7.3 Goals for the next six months

 •1. Finish the Hades project successfully, release a BotNet situation report, try our best to write a KYE paper on the BotNet situation, help CNCERT/CC to deploy the distribute honeypots and maintain the BotNet discovery and tracking system in Chinese public Internet if possible.

 •2. Further research and development on malware capture and analysis technologies construct our own malware analysis platform and provide the malware analysis service, integrate with mwcollect alliance to raise the malware collection and analysis capability of the open source community.

 •3. Further research and development on honeynet data analysis technology, integrate with the honeynet project in order by improve the data analysis capability of the future honeynet technology.

 •4. Find and research on some new topics on measurement of security threats against Internet killer applications (WWW, Email, etc.) or others.

 •5. Enlarge the Chinese Honeynet Project by retaining more high-level guys with abundant experience in network security and software engineering (After June, we will have 5 staffs!), attracting more PKU students and visiting students from other universities.

 •6. Find more funds and donations for purchasing devices, software; and covering the quickly increasing payout of our team.

 •7. Write 2-3 academic papers and get 1-2 accepted, write and submit 2 patent proposals, write 1-2 KYE white papers, and deliver some presentations.

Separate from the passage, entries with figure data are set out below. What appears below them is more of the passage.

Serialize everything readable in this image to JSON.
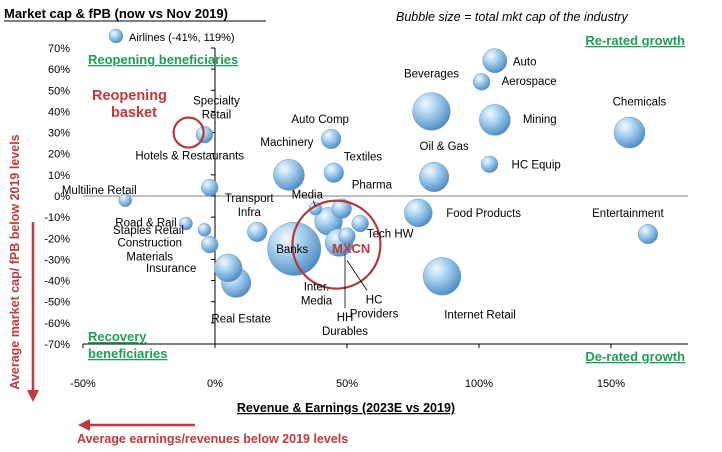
{
  "chart_data": {
    "type": "scatter",
    "title": "Market cap & fPB (now vs Nov 2019)",
    "note": "Bubble size = total mkt cap of the industry",
    "xlabel": "Revenue & Earnings (2023E vs 2019)",
    "ylabel": "Average market cap/ fPB below 2019 levels",
    "x_arrow_label": "Average earnings/revenues below 2019 levels",
    "xlim": [
      -50,
      170
    ],
    "ylim": [
      -70,
      70
    ],
    "x_ticks": [
      -50,
      0,
      50,
      100,
      150
    ],
    "x_tick_labels": [
      "-50%",
      "0%",
      "50%",
      "100%",
      "150%"
    ],
    "y_ticks": [
      -70,
      -60,
      -50,
      -40,
      -30,
      -20,
      -10,
      0,
      10,
      20,
      30,
      40,
      50,
      60,
      70
    ],
    "y_tick_labels": [
      "-70%",
      "-60%",
      "-50%",
      "-40%",
      "-30%",
      "-20%",
      "-10%",
      "0%",
      "10%",
      "20%",
      "30%",
      "40%",
      "50%",
      "60%",
      "70%"
    ],
    "grid": false,
    "legend": {
      "label": "Airlines (-41%, 119%)",
      "position": "top-left"
    },
    "quadrant_labels": {
      "top_left": "Reopening beneficiaries",
      "top_right": "Re-rated growth",
      "bottom_left_1": "Recovery",
      "bottom_left_2": "beneficiaries",
      "bottom_right": "De-rated growth"
    },
    "highlights": {
      "reopening_label_1": "Reopening",
      "reopening_label_2": "basket",
      "mxcn_label": "MXCN"
    },
    "points": [
      {
        "name": "Auto",
        "x": 106,
        "y": 64,
        "size": 5
      },
      {
        "name": "Aerospace",
        "x": 101,
        "y": 54,
        "size": 2
      },
      {
        "name": "Beverages",
        "x": 82,
        "y": 40,
        "size": 14
      },
      {
        "name": "Mining",
        "x": 106,
        "y": 36,
        "size": 9
      },
      {
        "name": "Chemicals",
        "x": 157,
        "y": 30,
        "size": 9
      },
      {
        "name": "Specialty Retail",
        "x": -4,
        "y": 29,
        "size": 2
      },
      {
        "name": "Auto Comp",
        "x": 44,
        "y": 27,
        "size": 3
      },
      {
        "name": "Textiles",
        "x": 45,
        "y": 11,
        "size": 3
      },
      {
        "name": "Machinery",
        "x": 28,
        "y": 10,
        "size": 9
      },
      {
        "name": "Oil & Gas",
        "x": 83,
        "y": 9,
        "size": 8
      },
      {
        "name": "HC Equip",
        "x": 104,
        "y": 15,
        "size": 2
      },
      {
        "name": "Hotels & Restaurants",
        "x": -2,
        "y": 4,
        "size": 2
      },
      {
        "name": "Multiline Retail",
        "x": -34,
        "y": -2,
        "size": 1
      },
      {
        "name": "Media",
        "x": 38,
        "y": -6,
        "size": 1
      },
      {
        "name": "Pharma",
        "x": 48,
        "y": -6,
        "size": 3
      },
      {
        "name": "Transport Infra",
        "x": 16,
        "y": -17,
        "size": 3
      },
      {
        "name": "Food Products",
        "x": 77,
        "y": -8,
        "size": 7
      },
      {
        "name": "Entertainment",
        "x": 164,
        "y": -18,
        "size": 3
      },
      {
        "name": "Road & Rail",
        "x": -11,
        "y": -13,
        "size": 1
      },
      {
        "name": "Staples Retail",
        "x": -4,
        "y": -16,
        "size": 1
      },
      {
        "name": "Construction Materials",
        "x": -2,
        "y": -23,
        "size": 2
      },
      {
        "name": "Banks",
        "x": 30,
        "y": -25,
        "size": 30
      },
      {
        "name": "Inter. Media",
        "x": 43,
        "y": -12,
        "size": 7
      },
      {
        "name": "HH Durables",
        "x": 50,
        "y": -19,
        "size": 2
      },
      {
        "name": "HC Providers",
        "x": 47,
        "y": -22,
        "size": 7
      },
      {
        "name": "Tech HW",
        "x": 55,
        "y": -13,
        "size": 2
      },
      {
        "name": "Insurance",
        "x": 5,
        "y": -34,
        "size": 7
      },
      {
        "name": "Real Estate",
        "x": 8,
        "y": -41,
        "size": 8
      },
      {
        "name": "Internet Retail",
        "x": 86,
        "y": -38,
        "size": 14
      }
    ],
    "circles": [
      {
        "name": "Reopening basket",
        "x": -10,
        "y": 30
      },
      {
        "name": "MXCN",
        "x": 46,
        "y": -23
      }
    ]
  }
}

 •8. Reconstruct our website to include blog, web bbs, put more resource in introducing the newest honeypot/honeynet technologies and their applications into China , and intercommunication and cooperating with the CERTs, ISPs, and research teams or individuals in China .

Go To Top   

8. MISC ACTIVITIES

=============================================================

 •Get Chinese National Information Security Plan Fund on BotNet discovery and tracking project (Hades Project), Nov 2005 – Nov 2006.

 •China National Security Emergency Response Exercitation, with CNCERT/CC and Chinese Mobile Communications Corp., Dec 2005.

 •Analysis, restrain and investigate of the Dasher.B worm incident, with CNCERT/CC, Dec 2005.

 •Translated the drafted “Know Your Enemy: Malware” into Chinese.